Again, this is a comprehensive amendment from Senator Boyhan.A number of these individual issues, as the Minister will be aware, will be coming through in individual reports, which we are individually looking for. I have similar composite amendments. I will be looking further in my amendments at reports on the operation of the scheme. However, the fact one is seeing these themes coming through from Senator Boyhan, myself and many other Members of the House is that these are the gaps. They are the gaps with regard to knowledge, and who the scheme is serving, and I urge the Minister to consider favourably this request for a report from Senator Boyhan.

I will speak to amendment No. 15, which is an amendment from myself and my colleagues in the Civil Engagement Group calling for a full and comprehensive review of the operation of the scheme. It is a far more substantive review than the review proposed under section 49 of the Bill, which has a very limited scope. The review of the scheme currently proposed is largely a mathematical exercise. It asks for a review mainly of the extent to which people availed of various aspects of the scheme. It asks how many people required or received payments. It does not allow for any substantive qualitative review of how the scheme was devised, how it operated with respect to those included or excluded, and whether those exclusions were justified or not justified. It does not look to the question of the injustices which may have arisen, and which we are strongly signalling to the Minister may arise as a result of the operation of the scheme as it is currently designed.

Amendment No. 15 would insert a different kind of review provision, one which calls for a review of all of the key gaps, exclusions, shortcomings, choices made and not made in respect of the Bill, which have been highlighted by survivors since the beginning of this process, and in all of the reports and consultations with survivors. It calls for a review of the exclusionary minimum residency requirements for both general and work-related payments. It asks the Minister to consider whether there may be scope for people to get additional payments in recognition of the impact of forced family separation, which again was signalled by survivors to be one of the great traumas and impacts which the institutions have had on their lives. It talks about additional recognition regarding the medical trials and involuntary participation in vaccination trials. It talks about additional recognition and scope for racial discrimination, which many experienced in these institutions as a layered form of discrimination. It asks the Minister to look at the potential for religious orders and pharmaceutical companies involved in the operation of these homes and the medical trials to be required or forced to contribute to the scheme.

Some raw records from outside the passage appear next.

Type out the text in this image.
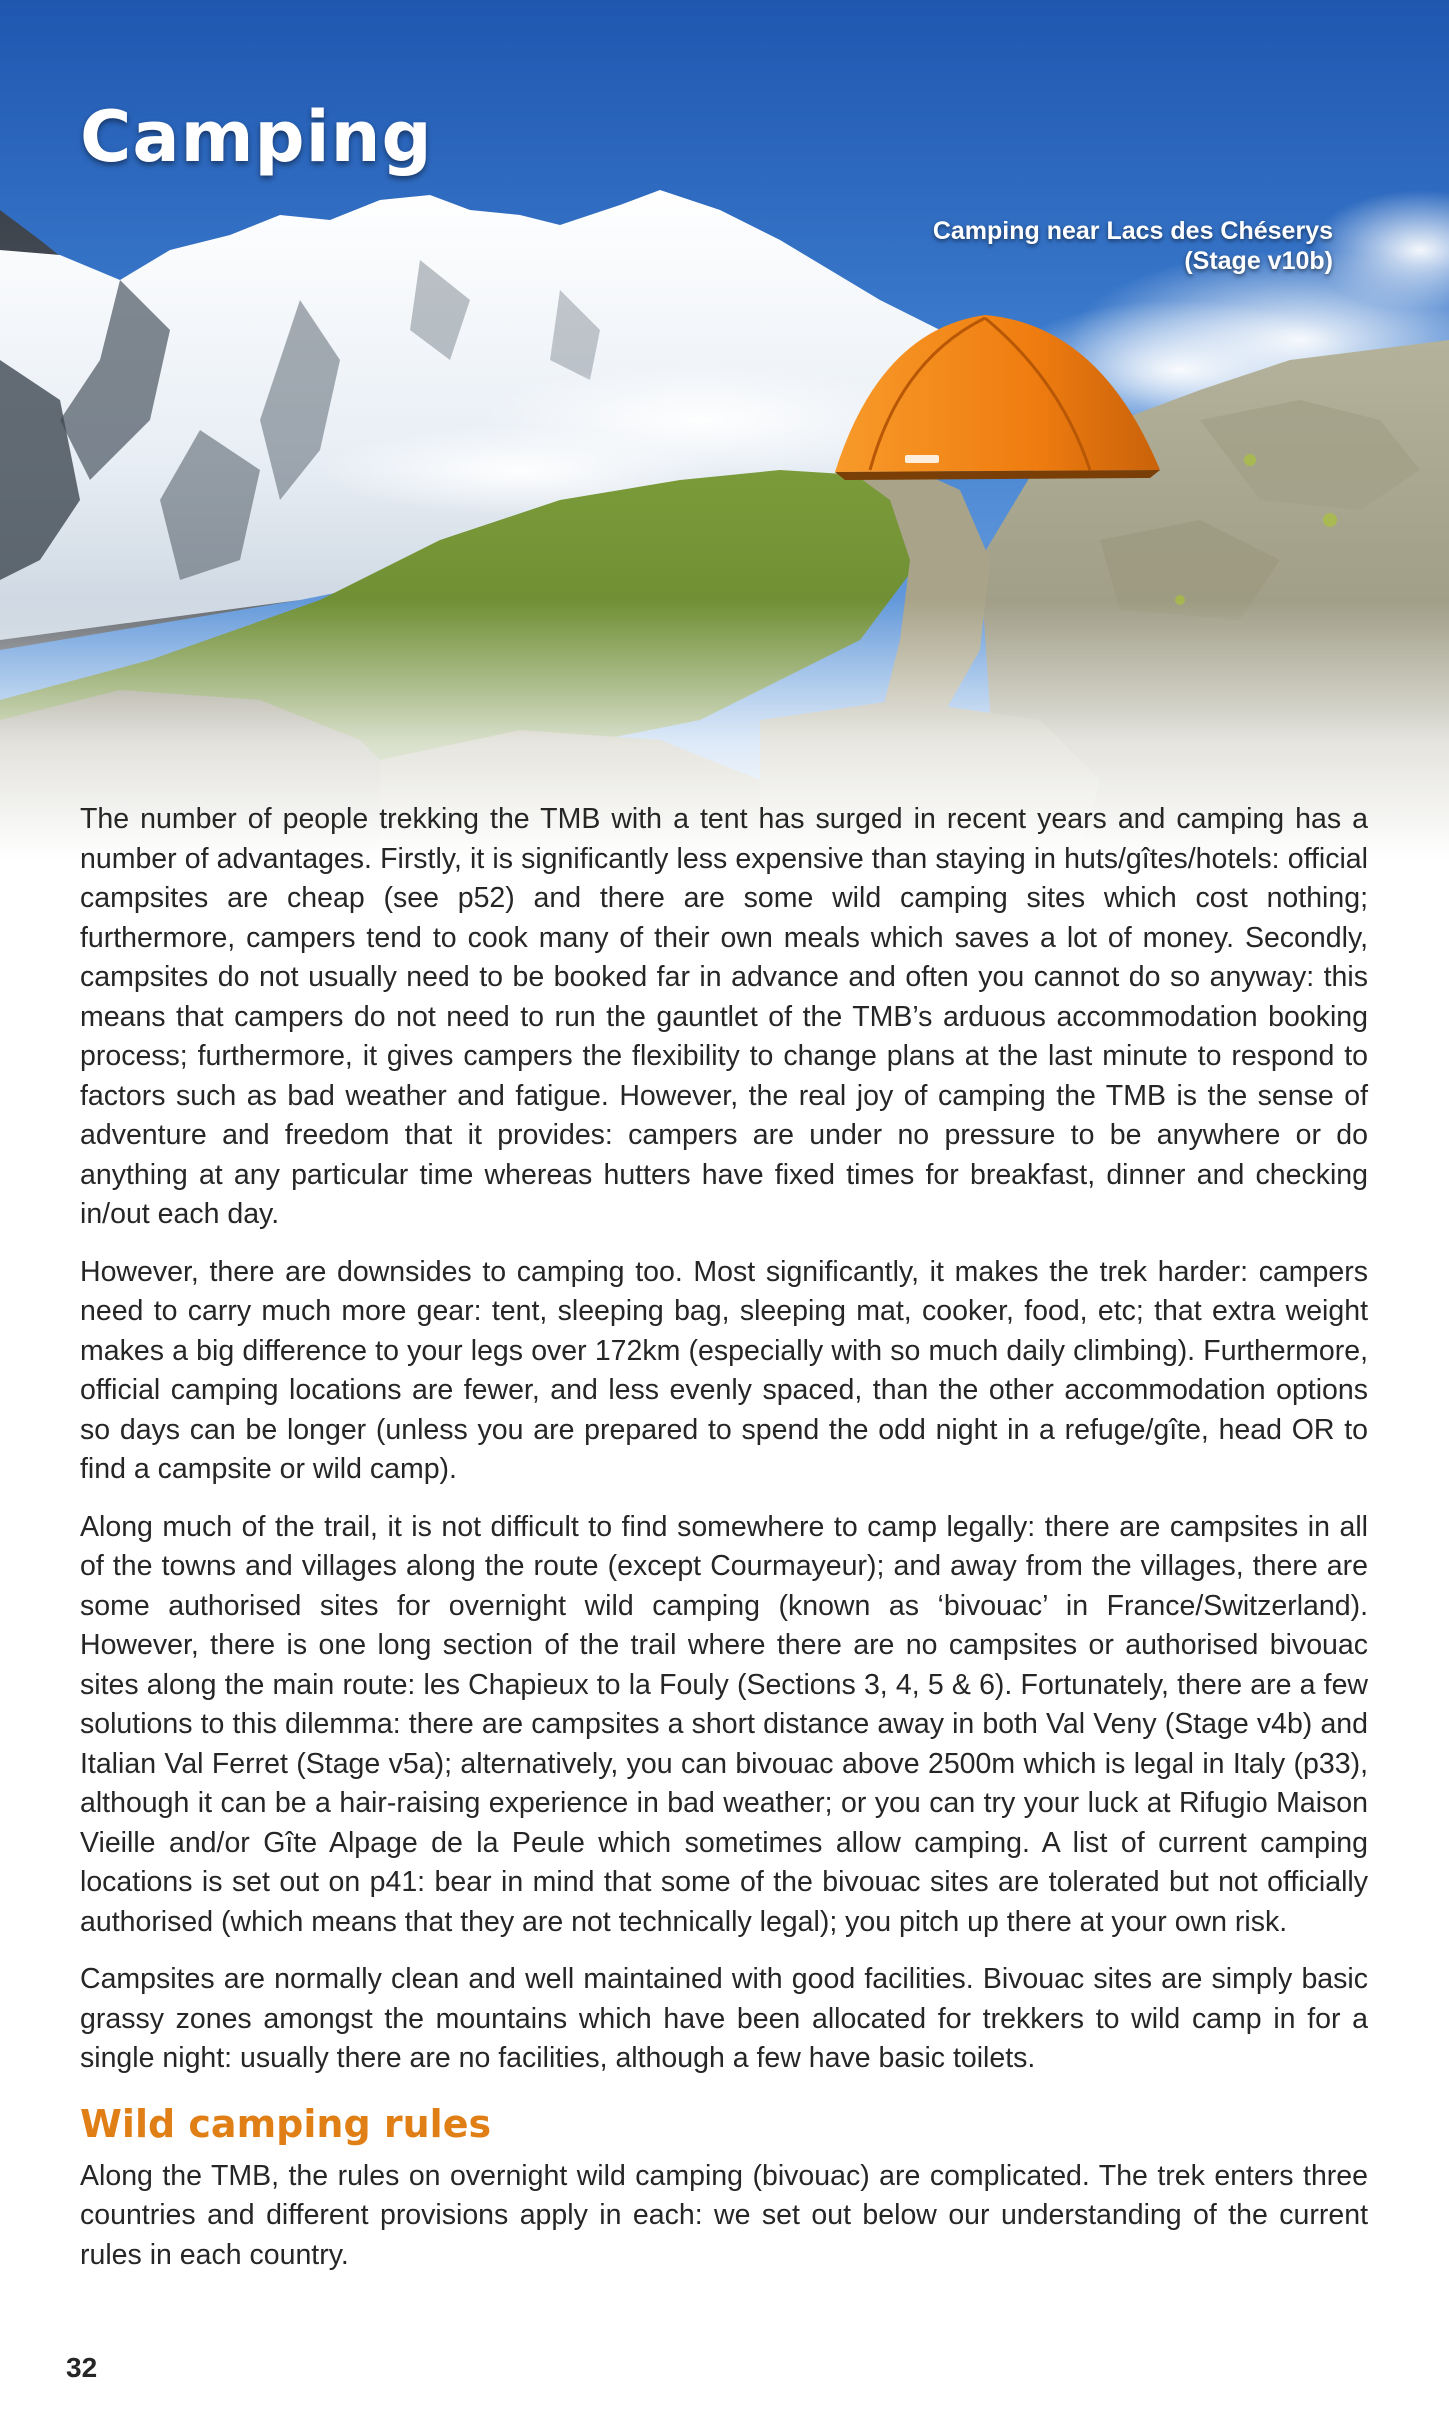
Camping
Camping near Lacs des Chéserys
(Stage v10b)

The number of people trekking the TMB with a tent has surged in recent years and camping has a number of advantages. Firstly, it is significantly less expensive than staying in huts/gîtes/hotels: official campsites are cheap (see p52) and there are some wild camping sites which cost nothing; furthermore, campers tend to cook many of their own meals which saves a lot of money. Secondly, campsites do not usually need to be booked far in advance and often you cannot do so anyway: this means that campers do not need to run the gauntlet of the TMB’s arduous accommodation booking process; furthermore, it gives campers the flexibility to change plans at the last minute to respond to factors such as bad weather and fatigue. However, the real joy of camping the TMB is the sense of adventure and freedom that it provides: campers are under no pressure to be anywhere or do anything at any particular time whereas hutters have fixed times for breakfast, dinner and checking in/out each day.

However, there are downsides to camping too. Most significantly, it makes the trek harder: campers need to carry much more gear: tent, sleeping bag, sleeping mat, cooker, food, etc; that extra weight makes a big difference to your legs over 172km (especially with so much daily climbing). Furthermore, official camping locations are fewer, and less evenly spaced, than the other accommodation options so days can be longer (unless you are prepared to spend the odd night in a refuge/gîte, head OR to find a campsite or wild camp).

Along much of the trail, it is not difficult to find somewhere to camp legally: there are campsites in all of the towns and villages along the route (except Courmayeur); and away from the villages, there are some authorised sites for overnight wild camping (known as ‘bivouac’ in France/Switzerland). However, there is one long section of the trail where there are no campsites or authorised bivouac sites along the main route: les Chapieux to la Fouly (Sections 3, 4, 5 & 6). Fortunately, there are a few solutions to this dilemma: there are campsites a short distance away in both Val Veny (Stage v4b) and Italian Val Ferret (Stage v5a); alternatively, you can bivouac above 2500m which is legal in Italy (p33), although it can be a hair-raising experience in bad weather; or you can try your luck at Rifugio Maison Vieille and/or Gîte Alpage de la Peule which sometimes allow camping. A list of current camping locations is set out on p41: bear in mind that some of the bivouac sites are tolerated but not officially authorised (which means that they are not technically legal); you pitch up there at your own risk.

Campsites are normally clean and well maintained with good facilities. Bivouac sites are simply basic grassy zones amongst the mountains which have been allocated for trekkers to wild camp in for a single night: usually there are no facilities, although a few have basic toilets.

Wild camping rules

Along the TMB, the rules on overnight wild camping (bivouac) are complicated. The trek enters three countries and different provisions apply in each: we set out below our understanding of the current rules in each country.

32
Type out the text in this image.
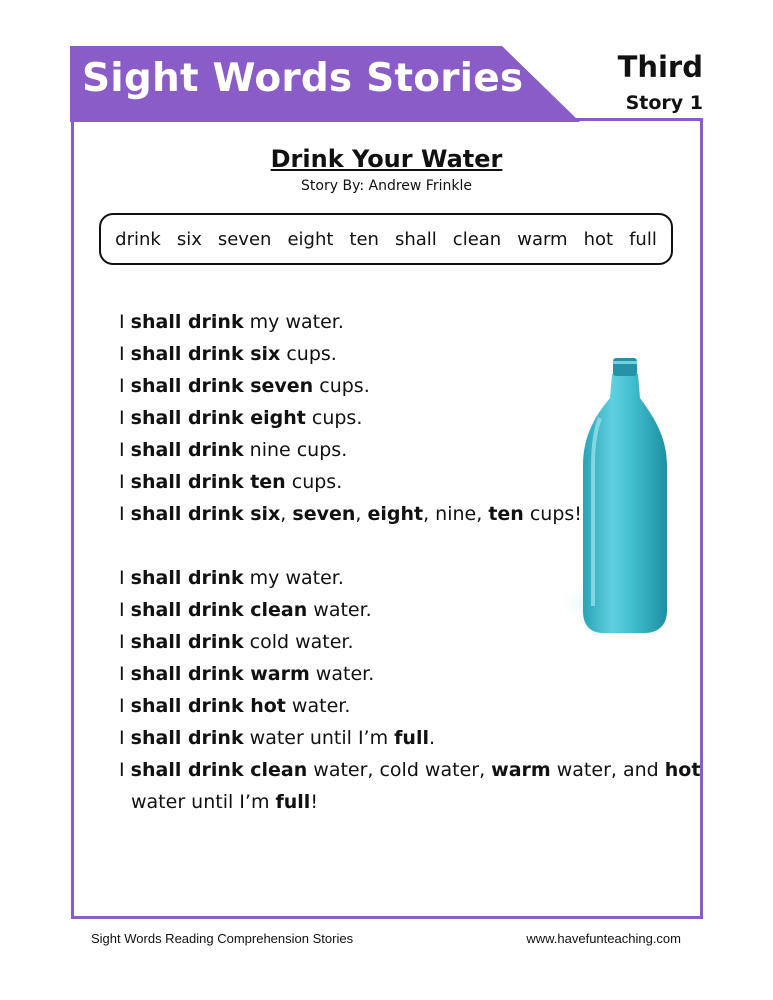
Sight Words Stories	Third
Story 1
Drink Your Water
Story By: Andrew Frinkle
drink six seven eight ten shall clean warm hot full
I shall drink my water.
I shall drink six cups.
I shall drink seven cups.
I shall drink eight cups.
I shall drink nine cups.
I shall drink ten cups.
I shall drink six, seven, eight, nine, ten cups!
I shall drink my water.
I shall drink clean water.
I shall drink cold water.
I shall drink warm water.
I shall drink hot water.
I shall drink water until I’m full.
I shall drink clean water, cold water, warm water, and hot
water until I’m full!
Sight Words Reading Comprehension Stories	www.havefunteaching.com
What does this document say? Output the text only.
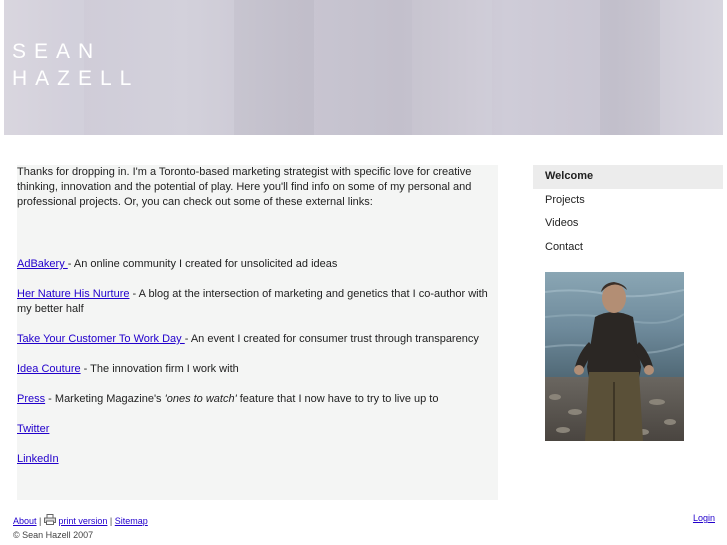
SEAN
HAZELL

Thanks for dropping in. I'm a Toronto-based marketing strategist with specific love for creative thinking, innovation and the potential of play. Here you'll find info on some of my personal and professional projects. Or, you can check out some of these external links:

AdBakery - An online community I created for unsolicited ad ideas
Her Nature His Nurture - A blog at the intersection of marketing and genetics that I co-author with my better half
Take Your Customer To Work Day - An event I created for consumer trust through transparency
Idea Couture - The innovation firm I work with
Press - Marketing Magazine's 'ones to watch' feature that I now have to try to live up to
Twitter
LinkedIn
Welcome
Projects
Videos
Contact
About |  print version | Sitemap
© Sean Hazell 2007
Login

This review would be far more substantive than the one currently proposed by the Bill, and would demand a serious examination of the fairness of the scheme, whether it has achieved its primary goal, which is redress for those who have suffered in these institutions, and whether it has gaps. Later I will look to the fact that even in the quantitative piece, we need to look to those who apply to the scheme and who are not successful under it, and look to the issues around that.

Our amendment would look to the question of the time and duration of the scheme, which is crucial in the context of ensuring that all those who are entitled have the opportunity to avail of it, and the question of the adequacy of the payment levels. One of the issues I wanted to highlight relates to the boarded-out and nursed-out persons within the scheme, and the question of adequacy around the medical supports. Again, the Minister will be aware that I have highlighted before that anyone who had to give birth within these institutions deserves the enhanced medical card.These are questions we have. It would be wonderful if the Bill actually solved them and if it closed all the gaps that have been collectively identified across this House. However, at the very minimum, we need a review or a report which allows for the future closing of those gaps because, sadly, this Bill, if it passes in its current format, will leave us with unfinished business.